GracieJanuary 29th, 2013 at 11:24 AM
For most teens a lot of what they believe about sex has to do with what they see in regards to this in the home. How does mom treat dad? Is there a dad around and if so how does he treat mom? What kinds of things do they say to the kids about self esteem and regarding yourself as something not to be trampled on sexually? It’s a big job but parents have to be able to see that their own behaviors and beliefs very heavily influence their children’s beliefs and behavior. Be careful what you say and do in front of them, be careful that this is the kind of behavior that you want to see in them. And talk to them openly and honestly about what a healthy relationship looks like and how sex can be a great part of this but only when you are both physically and mentally ready to deal with it.
BellaJanuary 29th, 2013 at 3:09 PM
Isabelle – you’ve got to initiate! Rather than asking if she has any question why not sit down and have a talk with you asking a few questions and explaining about anything that she may then enquire about? That way you do most of the talking, giving her advice and everything, and also get her to open up to you about anything she may have in her mind.
I know it’s not easy as a parent but we’ve got to start somewhere. All the best!
ShannonJanuary 29th, 2013 at 5:04 PM
Just so imp to talk about this with your children. Far better to face a little discomfort talking than to have them get half baked and maybe even completely false ‘facts’ from other sources. Kids today are growing up faster than we can imagine. They have exposure to media and mainly the Internet so it’s better to talk yourself than to wait for them to find things through other sources, sources you can never be sure about!
ALEXJanuary 30th, 2013 at 6:05 AM
I personally know a few couples that do not want to talk or discuss anything about sex with their children. They think it is awkward and not a topic of discussion between parents and children. Of course the school sex ed program will take care of that. Right? Wrong!
It is important to not just talk to them about sex but also to be Aware of what’s happening in your child’s life. A confusion or answered questions on the topic can lead them into believing false things from others. That can be a trigger for dangerous behavior including but not limited to unsafe sex practices. That can then be the starting point of a road that is fraught with danger and trouble not just for the children but also for you as parents. So buckle up and talk about sex, it’s more of an opportunity than some awkward thing to talk about!

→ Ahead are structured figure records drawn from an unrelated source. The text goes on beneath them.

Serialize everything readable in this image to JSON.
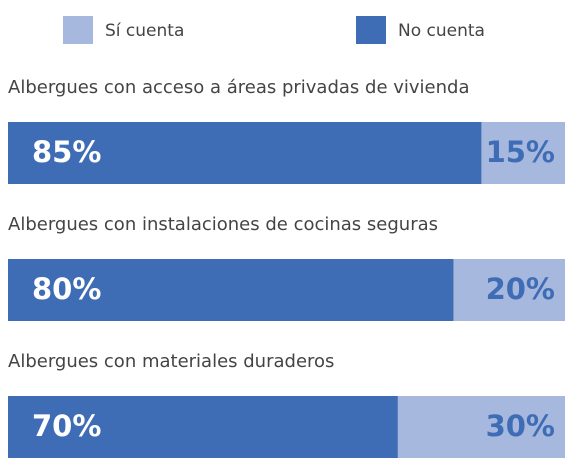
{
  "chart_data": {
    "type": "bar",
    "orientation": "horizontal",
    "stacked": true,
    "categories": [
      "Albergues con acceso a áreas privadas de vivienda",
      "Albergues con instalaciones de cocinas seguras",
      "Albergues con materiales duraderos"
    ],
    "series": [
      {
        "name": "Sí cuenta",
        "color": "#a6b8de",
        "values": [
          15,
          20,
          30
        ],
        "value_labels": [
          "15%",
          "20%",
          "30%"
        ]
      },
      {
        "name": "No cuenta",
        "color": "#3f6db5",
        "values": [
          85,
          80,
          70
        ],
        "value_labels": [
          "85%",
          "80%",
          "70%"
        ]
      }
    ]
  }
}
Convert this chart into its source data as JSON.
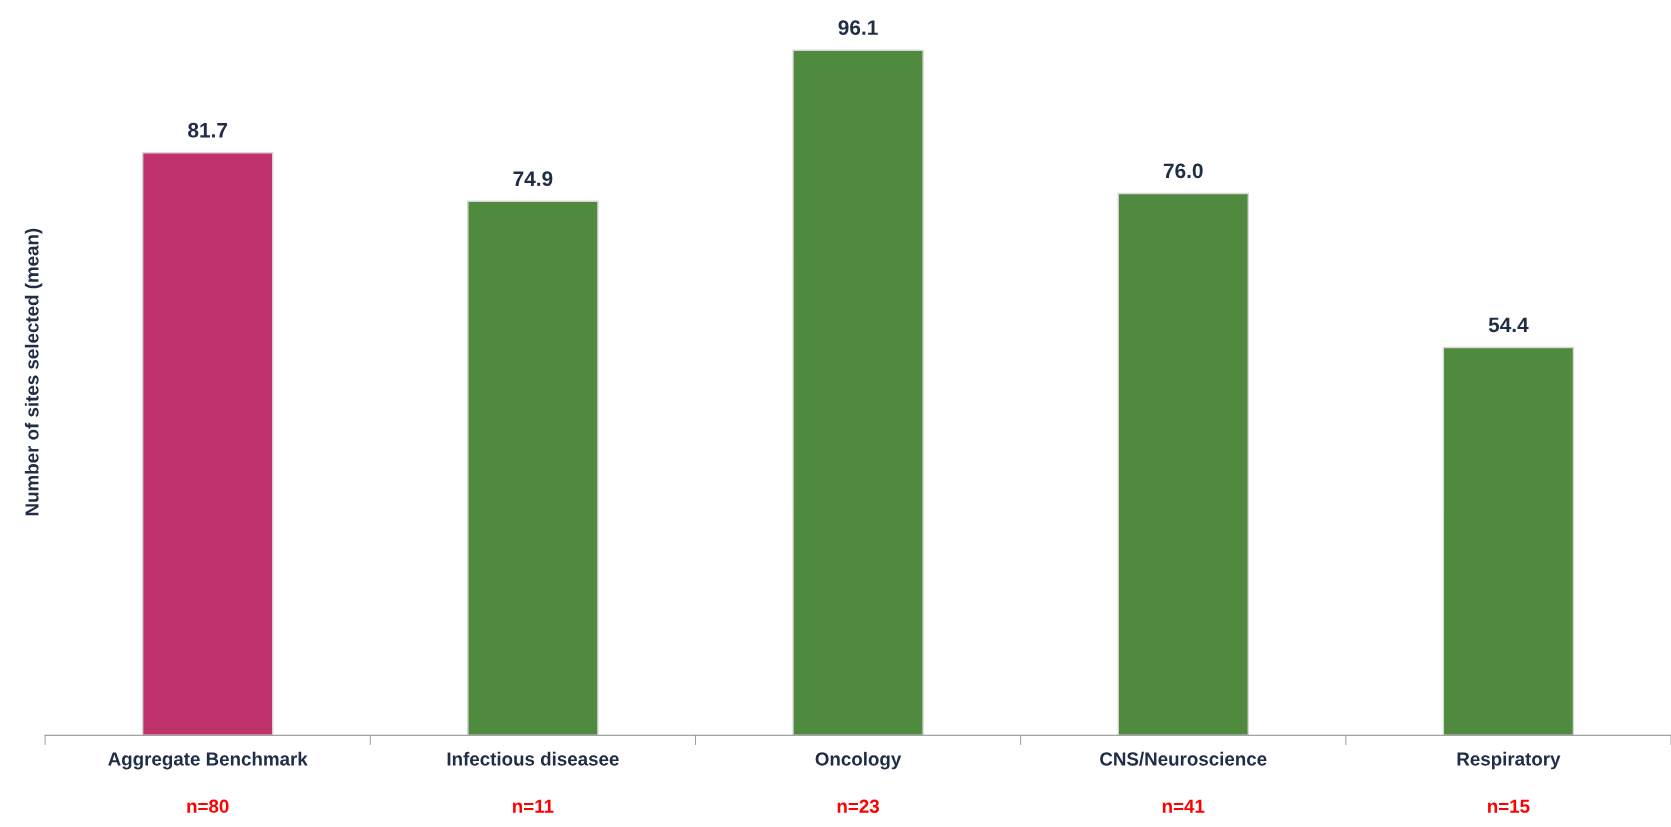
{
  "chart_data": {
    "type": "bar",
    "ylabel": "Number of sites selected (mean)",
    "categories": [
      "Aggregate Benchmark",
      "Infectious diseasee",
      "Oncology",
      "CNS/Neuroscience",
      "Respiratory"
    ],
    "values": [
      81.7,
      74.9,
      96.1,
      76.0,
      54.4
    ],
    "value_labels": [
      "81.7",
      "74.9",
      "96.1",
      "76.0",
      "54.4"
    ],
    "colors": [
      "#c0326c",
      "#4f8a3e",
      "#4f8a3e",
      "#4f8a3e",
      "#4f8a3e"
    ],
    "grid": false,
    "tick_labels": "x",
    "annotations": [
      "n=80",
      "n=11",
      "n=23",
      "n=41",
      "n=15"
    ]
  }
}
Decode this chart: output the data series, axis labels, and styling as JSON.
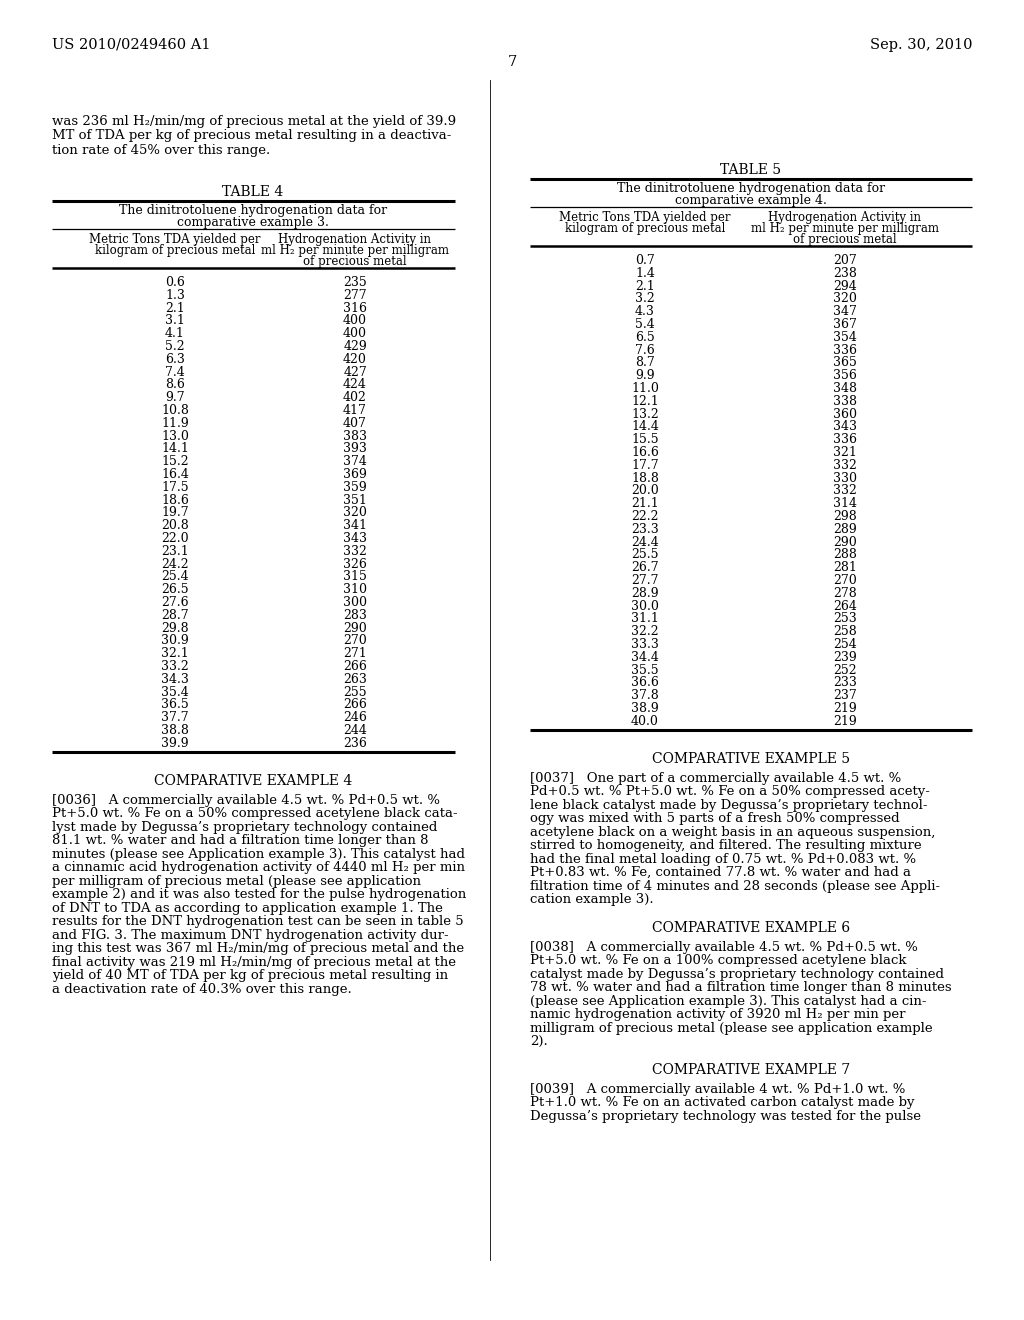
{
  "header_left": "US 2010/0249460 A1",
  "header_right": "Sep. 30, 2010",
  "page_number": "7",
  "table4_title": "TABLE 4",
  "table4_subtitle1": "The dinitrotoluene hydrogenation data for",
  "table4_subtitle2": "comparative example 3.",
  "table4_col1_header1": "Metric Tons TDA yielded per",
  "table4_col1_header2": "kilogram of precious metal",
  "table4_col2_header1": "Hydrogenation Activity in",
  "table4_col2_header2": "ml H₂ per minute per milligram",
  "table4_col2_header3": "of precious metal",
  "table4_data": [
    [
      0.6,
      235
    ],
    [
      1.3,
      277
    ],
    [
      2.1,
      316
    ],
    [
      3.1,
      400
    ],
    [
      4.1,
      400
    ],
    [
      5.2,
      429
    ],
    [
      6.3,
      420
    ],
    [
      7.4,
      427
    ],
    [
      8.6,
      424
    ],
    [
      9.7,
      402
    ],
    [
      10.8,
      417
    ],
    [
      11.9,
      407
    ],
    [
      13.0,
      383
    ],
    [
      14.1,
      393
    ],
    [
      15.2,
      374
    ],
    [
      16.4,
      369
    ],
    [
      17.5,
      359
    ],
    [
      18.6,
      351
    ],
    [
      19.7,
      320
    ],
    [
      20.8,
      341
    ],
    [
      22.0,
      343
    ],
    [
      23.1,
      332
    ],
    [
      24.2,
      326
    ],
    [
      25.4,
      315
    ],
    [
      26.5,
      310
    ],
    [
      27.6,
      300
    ],
    [
      28.7,
      283
    ],
    [
      29.8,
      290
    ],
    [
      30.9,
      270
    ],
    [
      32.1,
      271
    ],
    [
      33.2,
      266
    ],
    [
      34.3,
      263
    ],
    [
      35.4,
      255
    ],
    [
      36.5,
      266
    ],
    [
      37.7,
      246
    ],
    [
      38.8,
      244
    ],
    [
      39.9,
      236
    ]
  ],
  "table5_title": "TABLE 5",
  "table5_subtitle1": "The dinitrotoluene hydrogenation data for",
  "table5_subtitle2": "comparative example 4.",
  "table5_col1_header1": "Metric Tons TDA yielded per",
  "table5_col1_header2": "kilogram of precious metal",
  "table5_col2_header1": "Hydrogenation Activity in",
  "table5_col2_header2": "ml H₂ per minute per milligram",
  "table5_col2_header3": "of precious metal",
  "table5_data": [
    [
      0.7,
      207
    ],
    [
      1.4,
      238
    ],
    [
      2.1,
      294
    ],
    [
      3.2,
      320
    ],
    [
      4.3,
      347
    ],
    [
      5.4,
      367
    ],
    [
      6.5,
      354
    ],
    [
      7.6,
      336
    ],
    [
      8.7,
      365
    ],
    [
      9.9,
      356
    ],
    [
      11.0,
      348
    ],
    [
      12.1,
      338
    ],
    [
      13.2,
      360
    ],
    [
      14.4,
      343
    ],
    [
      15.5,
      336
    ],
    [
      16.6,
      321
    ],
    [
      17.7,
      332
    ],
    [
      18.8,
      330
    ],
    [
      20.0,
      332
    ],
    [
      21.1,
      314
    ],
    [
      22.2,
      298
    ],
    [
      23.3,
      289
    ],
    [
      24.4,
      290
    ],
    [
      25.5,
      288
    ],
    [
      26.7,
      281
    ],
    [
      27.7,
      270
    ],
    [
      28.9,
      278
    ],
    [
      30.0,
      264
    ],
    [
      31.1,
      253
    ],
    [
      32.2,
      258
    ],
    [
      33.3,
      254
    ],
    [
      34.4,
      239
    ],
    [
      35.5,
      252
    ],
    [
      36.6,
      233
    ],
    [
      37.8,
      237
    ],
    [
      38.9,
      219
    ],
    [
      40.0,
      219
    ]
  ],
  "intro_lines": [
    "was 236 ml H₂/min/mg of precious metal at the yield of 39.9",
    "MT of TDA per kg of precious metal resulting in a deactiva-",
    "tion rate of 45% over this range."
  ],
  "comp4_title": "COMPARATIVE EXAMPLE 4",
  "comp4_lines": [
    "[0036]   A commercially available 4.5 wt. % Pd+0.5 wt. %",
    "Pt+5.0 wt. % Fe on a 50% compressed acetylene black cata-",
    "lyst made by Degussa’s proprietary technology contained",
    "81.1 wt. % water and had a filtration time longer than 8",
    "minutes (please see Application example 3). This catalyst had",
    "a cinnamic acid hydrogenation activity of 4440 ml H₂ per min",
    "per milligram of precious metal (please see application",
    "example 2) and it was also tested for the pulse hydrogenation",
    "of DNT to TDA as according to application example 1. The",
    "results for the DNT hydrogenation test can be seen in table 5",
    "and FIG. 3. The maximum DNT hydrogenation activity dur-",
    "ing this test was 367 ml H₂/min/mg of precious metal and the",
    "final activity was 219 ml H₂/min/mg of precious metal at the",
    "yield of 40 MT of TDA per kg of precious metal resulting in",
    "a deactivation rate of 40.3% over this range."
  ],
  "comp5_title": "COMPARATIVE EXAMPLE 5",
  "comp5_lines": [
    "[0037]   One part of a commercially available 4.5 wt. %",
    "Pd+0.5 wt. % Pt+5.0 wt. % Fe on a 50% compressed acety-",
    "lene black catalyst made by Degussa’s proprietary technol-",
    "ogy was mixed with 5 parts of a fresh 50% compressed",
    "acetylene black on a weight basis in an aqueous suspension,",
    "stirred to homogeneity, and filtered. The resulting mixture",
    "had the final metal loading of 0.75 wt. % Pd+0.083 wt. %",
    "Pt+0.83 wt. % Fe, contained 77.8 wt. % water and had a",
    "filtration time of 4 minutes and 28 seconds (please see Appli-",
    "cation example 3)."
  ],
  "comp6_title": "COMPARATIVE EXAMPLE 6",
  "comp6_lines": [
    "[0038]   A commercially available 4.5 wt. % Pd+0.5 wt. %",
    "Pt+5.0 wt. % Fe on a 100% compressed acetylene black",
    "catalyst made by Degussa’s proprietary technology contained",
    "78 wt. % water and had a filtration time longer than 8 minutes",
    "(please see Application example 3). This catalyst had a cin-",
    "namic hydrogenation activity of 3920 ml H₂ per min per",
    "milligram of precious metal (please see application example",
    "2)."
  ],
  "comp7_title": "COMPARATIVE EXAMPLE 7",
  "comp7_lines": [
    "[0039]   A commercially available 4 wt. % Pd+1.0 wt. %",
    "Pt+1.0 wt. % Fe on an activated carbon catalyst made by",
    "Degussa’s proprietary technology was tested for the pulse"
  ]
}
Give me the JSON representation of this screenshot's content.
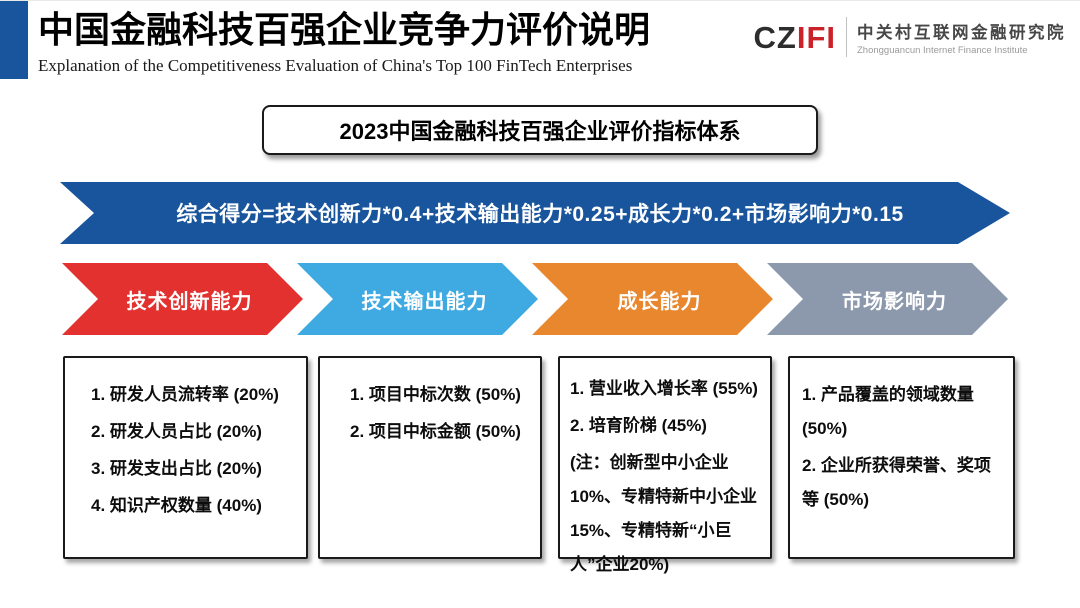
{
  "header": {
    "title": "中国金融科技百强企业竞争力评价说明",
    "subtitle": "Explanation of the Competitiveness Evaluation of China's Top 100 FinTech Enterprises"
  },
  "logo": {
    "wordmark_cz": "CZ",
    "wordmark_ifi": "IFI",
    "org_name_cn": "中关村互联网金融研究院",
    "org_name_en": "Zhongguancun Internet Finance Institute"
  },
  "diagram": {
    "system_title": "2023中国金融科技百强企业评价指标体系",
    "formula": "综合得分=技术创新力*0.4+技术输出能力*0.25+成长力*0.2+市场影响力*0.15",
    "categories": [
      {
        "label": "技术创新能力",
        "color": "#e2312e",
        "items": [
          "1. 研发人员流转率 (20%)",
          "2. 研发人员占比 (20%)",
          "3. 研发支出占比 (20%)",
          "4. 知识产权数量 (40%)"
        ]
      },
      {
        "label": "技术输出能力",
        "color": "#3fa9e1",
        "items": [
          "1. 项目中标次数 (50%)",
          "2. 项目中标金额 (50%)"
        ]
      },
      {
        "label": "成长能力",
        "color": "#e8872e",
        "items": [
          "1. 营业收入增长率 (55%)",
          "2. 培育阶梯 (45%)",
          "(注：创新型中小企业10%、专精特新中小企业15%、专精特新“小巨人”企业20%)"
        ]
      },
      {
        "label": "市场影响力",
        "color": "#8c99ac",
        "items": [
          "1. 产品覆盖的领域数量 (50%)",
          "2. 企业所获得荣誉、奖项等 (50%)"
        ]
      }
    ]
  },
  "colors": {
    "accent_blue": "#19559c",
    "banner_blue": "#19559c",
    "category_red": "#e2312e",
    "category_light_blue": "#3fa9e1",
    "category_orange": "#e8872e",
    "category_gray": "#8c99ac",
    "logo_red": "#cb2128",
    "logo_dark": "#2d2d2d"
  }
}
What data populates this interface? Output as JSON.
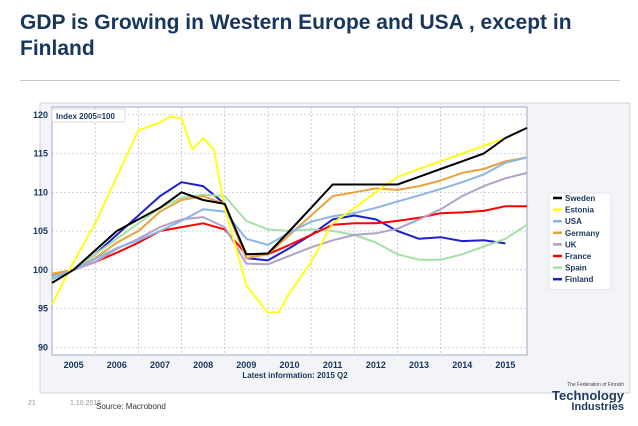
{
  "slide": {
    "title": "GDP is Growing in Western Europe and USA , except in Finland",
    "page_number": "21",
    "date": "1.10.2015",
    "source": "Source: Macrobond",
    "logo": {
      "small_text": "The Federation of Finnish",
      "line1": "Technology",
      "line2": "Industries"
    }
  },
  "chart_data": {
    "type": "line",
    "annotation": "Index 2005=100",
    "xlabel": "Latest information: 2015 Q2",
    "ylabel": "",
    "xlim": [
      2004.5,
      2015.5
    ],
    "ylim": [
      89,
      121
    ],
    "y_ticks": [
      90,
      95,
      100,
      105,
      110,
      115,
      120
    ],
    "x_ticks": [
      2005,
      2006,
      2007,
      2008,
      2009,
      2010,
      2011,
      2012,
      2013,
      2014,
      2015
    ],
    "legend_position": "right",
    "series": [
      {
        "name": "Sweden",
        "color": "#000000",
        "x": [
          2004.5,
          2005,
          2005.5,
          2006,
          2006.5,
          2007,
          2007.5,
          2008,
          2008.5,
          2009,
          2009.5,
          2010,
          2010.5,
          2011,
          2011.5,
          2012,
          2012.5,
          2013,
          2013.5,
          2014,
          2014.5,
          2015,
          2015.5
        ],
        "values": [
          98.3,
          100,
          102.5,
          105,
          106.5,
          108,
          110,
          109,
          108.5,
          102,
          102.1,
          105,
          108,
          111,
          111,
          111,
          111,
          112,
          113,
          114,
          115,
          117,
          118.3
        ]
      },
      {
        "name": "Estonia",
        "color": "#ffff1a",
        "x": [
          2004.5,
          2005,
          2005.5,
          2006,
          2006.5,
          2007,
          2007.25,
          2007.5,
          2007.75,
          2008,
          2008.25,
          2008.5,
          2008.75,
          2009,
          2009.5,
          2009.75,
          2010,
          2010.5,
          2011,
          2011.5,
          2012,
          2012.5,
          2013,
          2013.5,
          2014,
          2014.5,
          2015
        ],
        "values": [
          95.5,
          101,
          106,
          112,
          118,
          119,
          119.8,
          119.5,
          115.5,
          117,
          115.5,
          108,
          103,
          98,
          94.5,
          94.5,
          97,
          101,
          106,
          108,
          110,
          112,
          113,
          114,
          115,
          116,
          117
        ]
      },
      {
        "name": "USA",
        "color": "#8db4e2",
        "x": [
          2004.5,
          2005,
          2005.5,
          2006,
          2006.5,
          2007,
          2007.5,
          2008,
          2008.5,
          2009,
          2009.5,
          2010,
          2010.5,
          2011,
          2011.5,
          2012,
          2012.5,
          2013,
          2013.5,
          2014,
          2014.5,
          2015,
          2015.5
        ],
        "values": [
          98.8,
          100,
          101.4,
          102.8,
          103.8,
          105,
          106.3,
          107.8,
          107.5,
          104,
          103.2,
          104.8,
          106.2,
          106.9,
          107.3,
          108,
          108.8,
          109.6,
          110.4,
          111.3,
          112.3,
          113.8,
          114.5
        ]
      },
      {
        "name": "Germany",
        "color": "#e8a33a",
        "x": [
          2004.5,
          2005,
          2005.5,
          2006,
          2006.5,
          2007,
          2007.5,
          2008,
          2008.5,
          2009,
          2009.5,
          2010,
          2010.5,
          2011,
          2011.5,
          2012,
          2012.5,
          2013,
          2013.5,
          2014,
          2014.5,
          2015,
          2015.5
        ],
        "values": [
          99.5,
          100,
          101.5,
          103.5,
          105,
          107.5,
          109,
          109.5,
          108.5,
          101.5,
          102,
          104.5,
          107,
          109.5,
          110,
          110.5,
          110.3,
          110.8,
          111.5,
          112.5,
          113,
          114,
          114.5
        ]
      },
      {
        "name": "UK",
        "color": "#b2a1c7",
        "x": [
          2004.5,
          2005,
          2005.5,
          2006,
          2006.5,
          2007,
          2007.5,
          2008,
          2008.5,
          2009,
          2009.5,
          2010,
          2010.5,
          2011,
          2011.5,
          2012,
          2012.5,
          2013,
          2013.5,
          2014,
          2014.5,
          2015,
          2015.5
        ],
        "values": [
          99.3,
          100,
          101,
          102.7,
          104,
          105.5,
          106.5,
          106.8,
          105.5,
          100.8,
          100.7,
          101.8,
          102.9,
          103.8,
          104.5,
          104.7,
          105.3,
          106.5,
          107.8,
          109.5,
          110.8,
          111.8,
          112.5
        ]
      },
      {
        "name": "France",
        "color": "#ff0000",
        "x": [
          2004.5,
          2005,
          2005.5,
          2006,
          2006.5,
          2007,
          2007.5,
          2008,
          2008.5,
          2009,
          2009.5,
          2010,
          2010.5,
          2011,
          2011.5,
          2012,
          2012.5,
          2013,
          2013.5,
          2014,
          2014.5,
          2015,
          2015.5
        ],
        "values": [
          99.3,
          100,
          101,
          102.2,
          103.5,
          105,
          105.5,
          106,
          105.2,
          102,
          102,
          103.2,
          104.5,
          105.8,
          106,
          106,
          106.3,
          106.7,
          107.3,
          107.4,
          107.6,
          108.2,
          108.2
        ]
      },
      {
        "name": "Spain",
        "color": "#a6e0a6",
        "x": [
          2004.5,
          2005,
          2005.5,
          2006,
          2006.5,
          2007,
          2007.5,
          2008,
          2008.5,
          2009,
          2009.5,
          2010,
          2010.5,
          2011,
          2011.5,
          2012,
          2012.5,
          2013,
          2013.5,
          2014,
          2014.5,
          2015,
          2015.5
        ],
        "values": [
          99,
          100,
          102,
          104,
          106,
          108,
          109.3,
          109.7,
          109.5,
          106.3,
          105.2,
          105,
          105.2,
          105,
          104.5,
          103.5,
          102,
          101.3,
          101.3,
          102,
          103,
          104,
          105.8
        ]
      },
      {
        "name": "Finland",
        "color": "#1f1fcc",
        "x": [
          2004.5,
          2005,
          2005.5,
          2006,
          2006.5,
          2007,
          2007.5,
          2008,
          2008.5,
          2009,
          2009.5,
          2010,
          2010.5,
          2011,
          2011.5,
          2012,
          2012.5,
          2013,
          2013.5,
          2014,
          2014.5,
          2015
        ],
        "values": [
          99.2,
          100,
          102,
          104.5,
          107,
          109.5,
          111.3,
          110.8,
          108.5,
          101.5,
          101.2,
          102.8,
          104.5,
          106.5,
          107,
          106.5,
          105,
          104,
          104.2,
          103.7,
          103.8,
          103.4
        ]
      }
    ]
  }
}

lisabetJanuary 31st, 2013 at 3:12 PM
I know many parents who have made the mistake of thinking that their children will come to them with questions when they are ready to talk about sex, but honestly by the time most of them even think to come to the parents they are already so filled with bad and misinformation that it is hard to make a dent in what they already think. I have always tried to be honest with my kids and to keep an open dialogue with them even when they said they didn’t want to talk. I find that them being in a closed car with you driving down the road is a fabulous time to talk, even if they don’t and try to tune you out hopefully a little of what you have to say will sink in! Just keep the conversation going because once they stop talking it is so hard to get them back again.